Voters have been shown to have poor recall of who they voted for or even whether they voted at all, typically being more likely to remember voting for the winner. One study of Canadian voters found up to a quarter of voters were inconsistent when remembering who they voted for.

This distortion of past voting can push polls in different directions depending on who won the most recent election. In 2022, that meant respondents were more likely to say they supported Joe Biden, and pollsters using a recalled vote would end up giving them less weight, meaning Republican support was boosted.

But with a previous winner from a different party, the effect would be reversed. An assessment by The Times found that weighting its 2020 polls with a recall vote from 2016 would make them even more biased toward Mr. Biden. And a report of the American Association for Public Opinion Research, examining how 2020 polls could have been improved, found that polls that weighed in on the recall vote were no better than those that didn’t.

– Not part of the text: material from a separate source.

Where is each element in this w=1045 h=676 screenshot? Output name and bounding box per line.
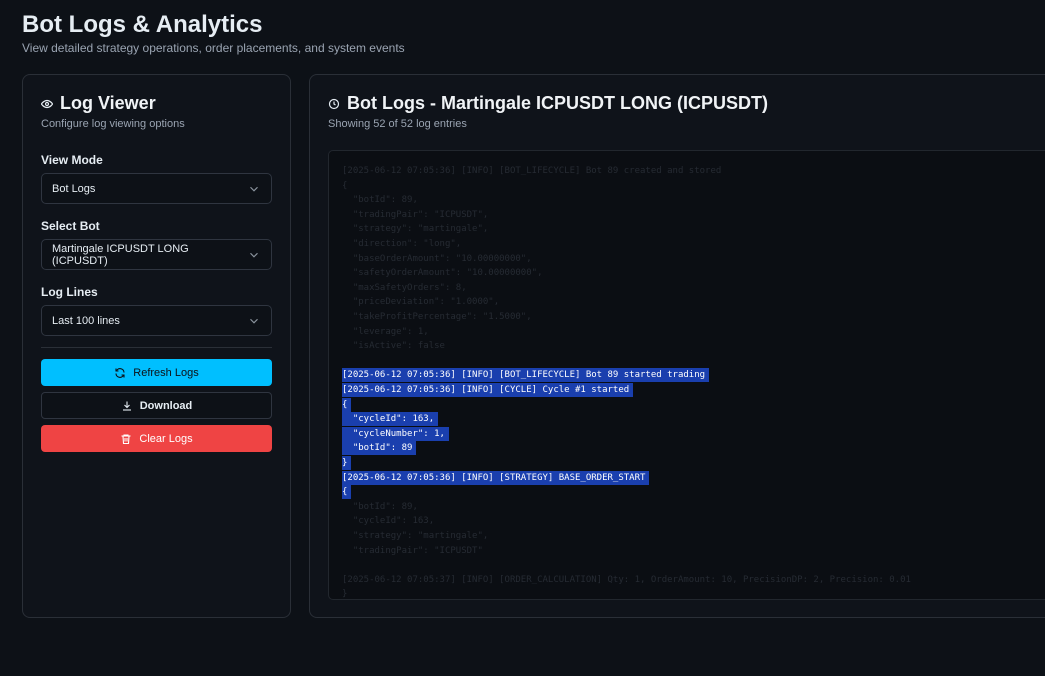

Similarly, in 2022, weighting by recall vote would have made the Times/Siena polls less accurate. As published, without recall vote weighting, the final polls of Senate, governor and House races had a median error of less than two percentage points and zero bias toward Democrats or Republicans. When weighted by recall vote to 2020 election results, average error would have increased by a percentage point, and overall the polls would have been slightly biased toward Republicans.

But that might have been a a consequence of other decisions The Times makes, which includes weighting demographic information available in the voter file that is not always available to other pollsters.

Other pollsters have found the method to provide significant improvements over typical weighting schemes. SSRS used a variety of weighting methods in 2022, including a recall vote for some of its polls, and also experimented with political identification weighting. Its post-election analysis found that using a recalled vote as a weight would have been the most accurate overall approach, increasing average accuracy by more than three percentage points over just weighting on standard demographics.